For our next feature, we turn to someone else.
Long, long ago, when mankind still had jutting brows and hairy palms (I mean, all of us, not just some,) there were going to be a few guest posts herein, and one contributor was Jim Kramer. Jim never finished the post to his liking and I sincerely doubt he’s going to tackle this one anytime soon, so I’m featuring it here since it’s been sitting in the blog folders all this time. This is an eastern garter snake (Thamnophis sirtalis sirtalis,) despite the fact that it was taken in Kansas; it was taken in eastern Kansas, so it appears we now know where the dividing line is. In all honesty, I looked up the range of the western species and it appears to stop just west of Kansas, so I think I’m both correct and safe on this one.
The thing I like most about this image, aside from the fact that Jim also likes getting the lower portrait angles on his subjects when possible, is that the snake seems to form a dividing line between monochrome and color, much like Dorothy waking up in Oz. I’m wondering if Jim ever noticed this…
[The colors in this photo, I mean, not the bit about the Wizard of Oz – I imagine he caught that one.]
Jim went on to forward a lot of images to be featured here over the years, so he contributes, just not in writing form.
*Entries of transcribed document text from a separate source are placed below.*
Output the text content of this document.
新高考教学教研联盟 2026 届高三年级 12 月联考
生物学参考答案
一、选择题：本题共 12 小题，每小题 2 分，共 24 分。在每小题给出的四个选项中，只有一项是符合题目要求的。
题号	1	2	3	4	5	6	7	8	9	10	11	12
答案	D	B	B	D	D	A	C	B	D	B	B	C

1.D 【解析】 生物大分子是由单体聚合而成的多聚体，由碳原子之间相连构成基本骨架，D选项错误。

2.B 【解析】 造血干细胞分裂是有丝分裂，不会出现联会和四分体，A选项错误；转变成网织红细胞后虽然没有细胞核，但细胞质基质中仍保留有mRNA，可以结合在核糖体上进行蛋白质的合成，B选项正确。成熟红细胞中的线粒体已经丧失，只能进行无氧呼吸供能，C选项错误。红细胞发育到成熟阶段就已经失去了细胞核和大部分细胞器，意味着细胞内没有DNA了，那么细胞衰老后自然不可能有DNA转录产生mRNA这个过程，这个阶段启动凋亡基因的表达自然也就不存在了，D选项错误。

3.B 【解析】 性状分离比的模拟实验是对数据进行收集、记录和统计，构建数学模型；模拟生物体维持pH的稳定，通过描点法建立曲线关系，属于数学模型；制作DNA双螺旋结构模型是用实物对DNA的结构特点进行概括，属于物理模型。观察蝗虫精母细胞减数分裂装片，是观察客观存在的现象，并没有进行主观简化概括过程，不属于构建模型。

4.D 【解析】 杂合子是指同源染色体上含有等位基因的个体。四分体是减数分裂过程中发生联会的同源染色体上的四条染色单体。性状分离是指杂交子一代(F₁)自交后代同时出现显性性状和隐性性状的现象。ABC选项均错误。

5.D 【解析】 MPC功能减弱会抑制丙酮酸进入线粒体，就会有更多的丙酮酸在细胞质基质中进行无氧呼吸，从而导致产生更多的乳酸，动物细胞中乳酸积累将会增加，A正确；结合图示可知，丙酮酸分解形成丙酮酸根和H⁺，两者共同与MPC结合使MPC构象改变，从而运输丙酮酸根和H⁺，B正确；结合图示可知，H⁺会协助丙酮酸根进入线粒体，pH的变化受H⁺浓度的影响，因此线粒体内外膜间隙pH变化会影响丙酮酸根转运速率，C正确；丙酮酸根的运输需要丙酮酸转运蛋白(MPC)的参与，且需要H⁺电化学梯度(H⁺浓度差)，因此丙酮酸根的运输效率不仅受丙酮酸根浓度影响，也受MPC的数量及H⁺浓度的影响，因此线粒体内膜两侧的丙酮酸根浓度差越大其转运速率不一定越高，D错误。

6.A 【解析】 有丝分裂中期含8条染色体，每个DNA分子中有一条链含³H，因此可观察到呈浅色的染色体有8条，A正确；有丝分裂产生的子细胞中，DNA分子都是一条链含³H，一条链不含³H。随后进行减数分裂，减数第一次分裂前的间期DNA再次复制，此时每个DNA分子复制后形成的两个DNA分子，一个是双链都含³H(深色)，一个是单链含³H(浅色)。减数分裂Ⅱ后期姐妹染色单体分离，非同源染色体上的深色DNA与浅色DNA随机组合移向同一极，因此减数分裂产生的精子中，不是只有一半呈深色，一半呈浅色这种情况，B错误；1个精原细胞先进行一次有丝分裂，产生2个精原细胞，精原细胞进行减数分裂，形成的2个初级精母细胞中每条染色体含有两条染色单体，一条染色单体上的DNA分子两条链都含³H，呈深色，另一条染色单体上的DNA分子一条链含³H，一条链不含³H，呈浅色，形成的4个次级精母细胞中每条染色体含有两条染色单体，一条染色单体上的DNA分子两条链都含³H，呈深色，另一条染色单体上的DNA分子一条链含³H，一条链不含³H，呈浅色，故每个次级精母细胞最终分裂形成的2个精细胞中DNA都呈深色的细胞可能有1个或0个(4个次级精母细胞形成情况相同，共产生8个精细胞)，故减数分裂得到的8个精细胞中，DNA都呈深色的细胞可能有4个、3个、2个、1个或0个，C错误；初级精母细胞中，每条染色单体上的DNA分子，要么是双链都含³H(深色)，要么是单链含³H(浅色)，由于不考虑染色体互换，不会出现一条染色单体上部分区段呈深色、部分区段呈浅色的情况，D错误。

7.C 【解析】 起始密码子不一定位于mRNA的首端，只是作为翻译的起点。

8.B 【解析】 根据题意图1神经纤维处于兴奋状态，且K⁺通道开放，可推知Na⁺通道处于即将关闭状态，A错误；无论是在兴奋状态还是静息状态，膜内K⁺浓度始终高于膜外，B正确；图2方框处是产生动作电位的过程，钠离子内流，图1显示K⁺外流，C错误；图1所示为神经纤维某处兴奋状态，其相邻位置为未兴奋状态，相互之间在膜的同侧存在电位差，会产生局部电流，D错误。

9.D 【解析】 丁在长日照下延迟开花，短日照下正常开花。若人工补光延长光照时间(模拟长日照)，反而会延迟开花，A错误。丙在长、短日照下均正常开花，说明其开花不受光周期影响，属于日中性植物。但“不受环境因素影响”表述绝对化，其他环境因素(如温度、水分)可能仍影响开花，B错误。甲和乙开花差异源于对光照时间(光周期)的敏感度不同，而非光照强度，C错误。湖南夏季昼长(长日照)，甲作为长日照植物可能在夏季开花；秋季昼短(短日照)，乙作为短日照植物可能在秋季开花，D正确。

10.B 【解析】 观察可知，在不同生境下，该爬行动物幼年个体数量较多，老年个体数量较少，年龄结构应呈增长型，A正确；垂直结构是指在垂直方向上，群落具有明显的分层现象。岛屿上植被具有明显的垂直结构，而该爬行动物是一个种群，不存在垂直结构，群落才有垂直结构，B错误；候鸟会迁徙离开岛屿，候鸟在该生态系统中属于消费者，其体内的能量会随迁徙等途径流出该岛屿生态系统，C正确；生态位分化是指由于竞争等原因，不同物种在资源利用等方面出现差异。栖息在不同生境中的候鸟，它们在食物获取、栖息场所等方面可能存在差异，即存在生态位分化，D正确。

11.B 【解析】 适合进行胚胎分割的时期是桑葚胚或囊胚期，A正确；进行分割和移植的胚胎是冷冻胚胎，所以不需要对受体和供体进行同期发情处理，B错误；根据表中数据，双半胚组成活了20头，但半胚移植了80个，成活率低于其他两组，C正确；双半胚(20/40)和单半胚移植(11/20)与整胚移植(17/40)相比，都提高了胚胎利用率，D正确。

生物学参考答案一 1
Did you see eastern worm snake in that list above? Well, this is one, the subspecies Carphophis amoenus amoenus, which I likely just identified as the parent species in earlier posts about them (because I know I’ve featured them at least a couple of times before.) At the same time that I was shooting the eentsy little frogs in this post, I was about to step across the drainage channel when I spotted this little guy in the grass, no mean feat because he was mostly obscured and about the diameter of a pencil. I’d sized the photo then but decided not to include it in that post, and it’s been sitting here waiting on the holiday ever since.
And finally, the most recent one, the one that I could have posted on World Snake Day had I been paying more attention (i.e., been reading blogs instead of doing other productive things that day.)
Okay, seriously. This is a member of the eastern racer species, sometimes known (especially here, because c’mon) as a black racer, but Coluber constrictor is the parent species. There are several subspecies, or which this is either the northern or more likely (from the range) the southern variant, which would make it Coluber constrictor priapus. The way to tell them apart – are you ready for this? – is by the penis, or to be more specific, the hemipenis, which is not a small organ possessed by Dodge owners, but snakes instead; on the southern variant, this organ has spines, because nature has a sick sense of humor. I have to admit that, amateur naturalist that I am, I did not determine this trait at the time, and for that I am ashamed/grateful. This one in particular was courting danger, in that it was perched in plain sight in late afternoon atop a mound of pine straw, against which it blended not at all, while I was out photographing the behavior of the Cooper’s hawks in the previous post; the spot on the ground where they’d been feeding was a handful of meters away. To its credit, it was holding perfectly still as I stood nearby, and I looked at the dark object on the pine straw for a few moments wondering if someone had discarded a length of hose before I discerned the raised head staring at me rudely. I had the 150-600mm attached for the hawks, so the apparent proximity of the snake really isn’t, and I could not have gotten such a tight closeup without it. Racers are aptly named, and can move quickly when threatened.
But it’s after noon now, a little later than I’d aimed, so I will post this and let others celebrate the holiday. There are still more photos in the folder, so just sit right there and keep refreshing the page so you see the new posts the second they appear.